Unfortunately, it is helpful in establishing that I don’t see this at all.
This machine has a single user account and that account does not use a password. In this scenario, there is no “Sign In” button.
Is the widget you’re referring to positioned elsewhere in this use case?
On Sun, Nov 19, 2017 at 11:02 AM, Braden McDaniel braden@endoframe.com wrote:
On Nov 18, 2017, at 9:11 PM, Ben bmatteso@gmail.com wrote:
Folks who are familiar with this feature may take it for granted, but if
you haven't seen how to do it, you won't realize you can even select a different session at the login screen. But at the normal login screen, after typing in your login name, there's a small widget that you can click on next to the "Sign in" button to pull up a list of possible window sessions. One of them is "Gnome on Xorg, eg:
https://blogs.gnome.org/mclasen/files/2016/03/login.png
Silvia is recommending you login and select the "Gnome on Xorg" session
and that will use the Gnome on top of X11. If you already knew this, just ignore this .... :-)
Thank you. That is helpful.
Unfortunately, it is helpful in establishing that I don’t see this at all.

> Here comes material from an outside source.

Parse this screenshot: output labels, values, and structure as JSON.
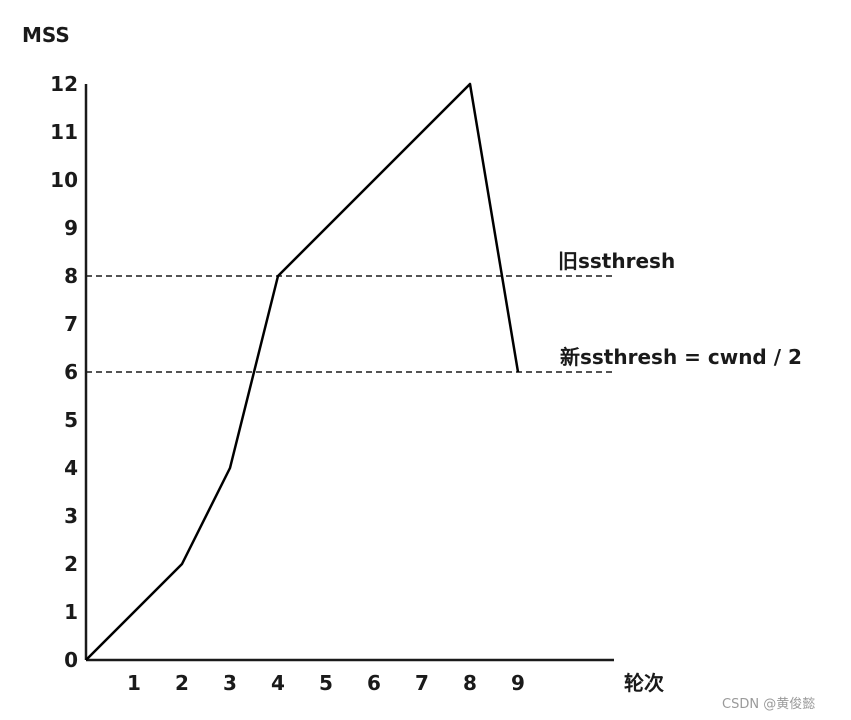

This machine has a single user account and that account does not use a password. In this scenario, there is no “Sign In” button.
Is the widget you’re referring to positioned elsewhere in this use case?
In that case, I believe you were right all along; uncommenting "WaylandEnable=false" in custom.conf was the right way to do this for automatic login. And I'm afraid I don't how to debug the touchpad issue if it's failing under both wayland and X.